“PDF2Text Test Macro With Word "Confined"” Macro

Is anyone able to explain why the PDFToText file conversion handles the word "confined" as it does (see both the PDF and converted files)? The results shown are obtained for any field where the word "confined" is entered! I don't believe the problem is a Keyboard Maestro issue, but I often use the pdftotext command for processing files and I'm hoping others do as well. I know the "raw" option is a hack not recommended, but works best for this file and application.
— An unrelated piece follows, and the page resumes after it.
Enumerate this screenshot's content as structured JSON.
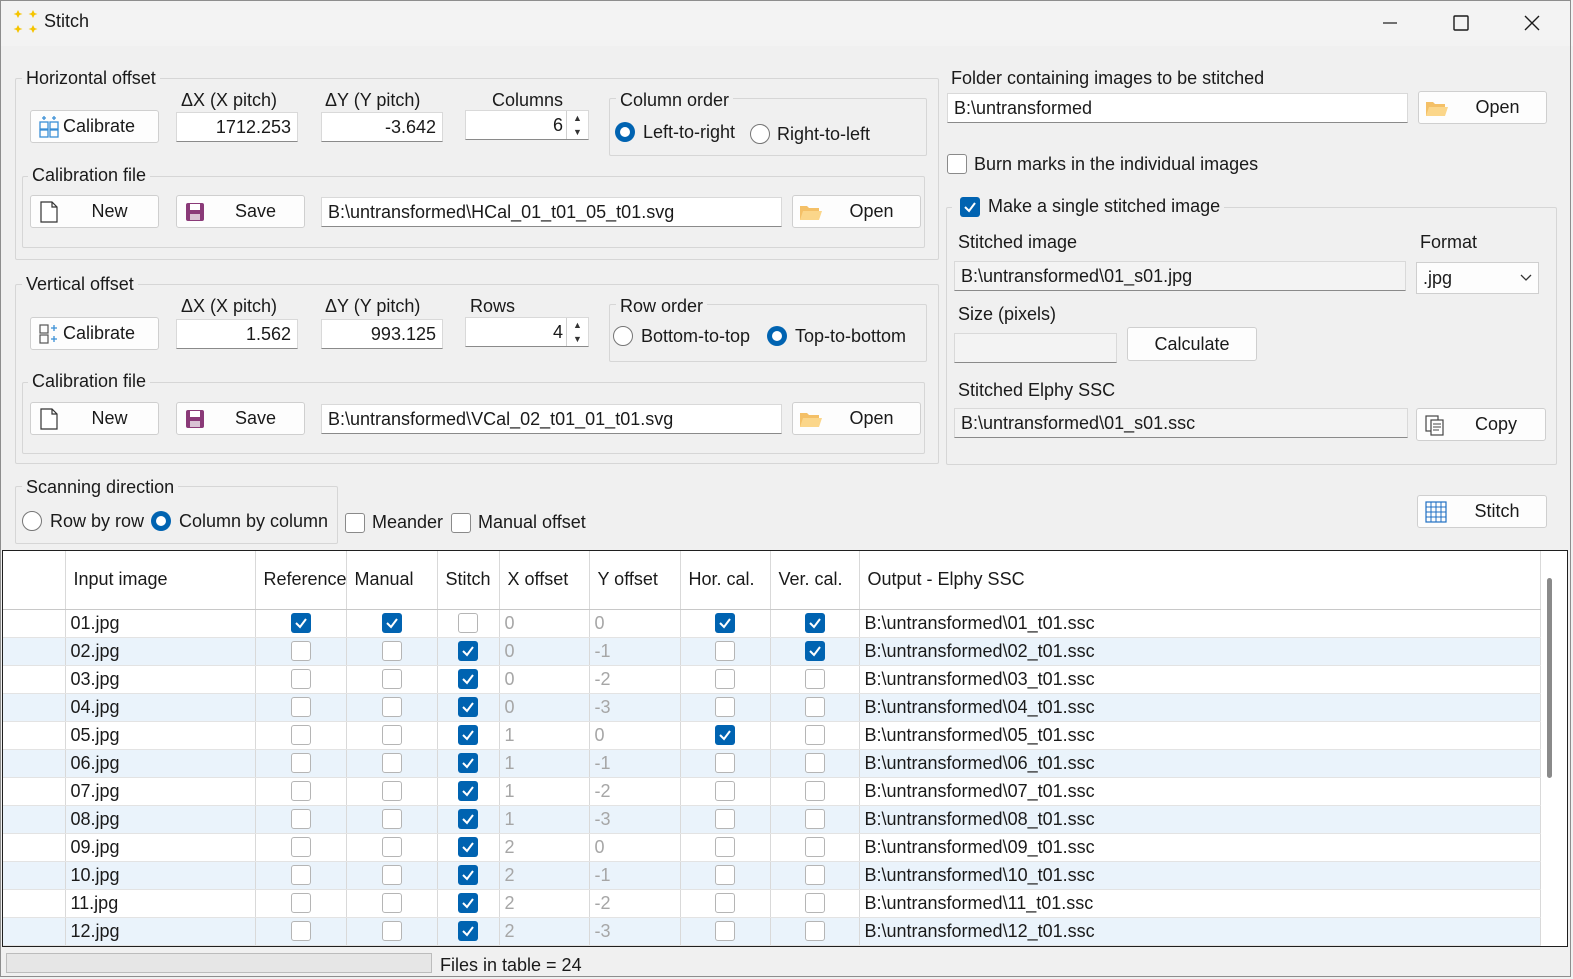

Keyboard Maestro 8.2 “PDF2Text Test Macro With Word "Confined"” Macro

PDF2Text Test Macro With Word "Confined".kmmacros (4.7 KB)

image

Bill Jones Travel Request To & From Atlanta, GA For Travel Purpose Itinerary Template.zip (175.7 KB)

1 Like

That certainly sounds peculiar. I can’t, unfortunately, offer any insight into what pdftotext is doing but I have a suggestion.

You might try using the built-in textutil program just to see if it gives you the same problem.

Just replace your red action command line with:

textutil -convert txt -stdout "$KMVAR_Itinerary_Filename"

(You need the -stdout option to write the output to a variable rather than a file.)

mrpasini,

I’m not familiar with the textutil, but on first examination it appears that it will only be useful for processing my text file after using pdftotext on the pdf and therefore will already have the problem. Remember, I’m starting with a pdf. Am I missing something?

The command I suggested will convert your PDF to text, just like pdftotext. It's an alternative.

Run it from Terminal without the -stdout option to create a text file to compare to your pdftotext output.

Hey Mike,

I believe textutil does not grok PDFs.

-Chris

Hey Anthony,

I’ve poked around this thing a bit with several tools, and it looks to me like the problem lies with whatever app did the OCR.

-Chris

Chris,

I used PDFPenPro to enter the information into the fields, so that’s likely the source of the issue based upon your investigation. Its just odd that I’ve only encountered this issue with the word “confined”. Perhaps, I can make an inquiry to Smile.

Thanks

You’re right. It creates a text file but it’s identical to the PDF. Sorry for the goose chase, KM_Panther.

mrpasini,

No worries! I still learned something from your post.

Thanks for the support

Me, too! :slight_smile:

I’ve noticed in my pdf conversions that “fi” and certain other letter combinations (which when they used to be set in type were known as “ligatures”) often convert weirdly. It would be interesting to see if you get the same result converting a pdf with a word like “confirmation” or “first” or some other word with an “fi” in it.

2 Likes

Rolian,

Again, recognizing that this is not a KM problem, thanks for your input. I tested converting a PDF using “First Last” as the employee name and “Training For Resolution Confirmation” as the trip purpose. First did not trigger an issue, but Confirmation did. Seeing that I then tried using “Training For Conflicted Confirmation” for the purpose which yielded problems with both Conflicted and Confirmation! I’ve submitted an email to Smile for PDFPenPro for technical support with hopes they can provide some understanding.

Yes, “fl” would be another ligature. “First” probably worked because the upper-cased F followed by an “i” isn’t a ligature. Based on your testing, I would be surprised if lower-cased “first” didn’t generate the issue as well.

Rolian,

You’re right! I just looked up character ligatures to better understand your input and also tested lower case first to yield the issue. I’ll pass this along to Smile.

Thank you!

Acccording to this https://superuser.com/questions/220363/cleaning-up-pdftotext-font-issues you can deal with ligatures in pdftotext by forcing it to encode as ASCII:

pdftotext -enc ASCII7 input.pdf output.txt

Hey Mike,

Good to know, but unfortunately it doesn't work with the document in question.

I've gotten “Confined” in Anthony's object document to render accurately by converting to a Word document, but not everything comes through neatly.

Some of the OCR issues are due to the watermark image and Anthony's signature, but OCR just isn't as good as we want it to be either.

-Chris

pdfs use ligatures for several combinations ‘ff’ , ‘ffi’ and in some fonts fl.
You may be able to set your word processor to recognise and render ligatures. Alternatively you should be able to set PDFPenPro to not use ligatures

1 Like

Hey Mike,

Unfortunately I don't see a way to do that.

-Chris

As Chris noted, while the -enc[ode] options handles the ligatures, it doesn’t provide a comparable and usable text output as the -raw option. The output looks very much like what one gets with the -layout option. Smile technical support has responded with acknowledgment of the ligature issue and maybe as a solution they’ll provide a mechanism to set PDFPenPro not to use ligatures.

PDFPenPro technical support identified that using a different font, specifically Arial, instead of Helvetica where the issue was observed, avoids the ligature issues when using pdftotext to convert the PDF to text.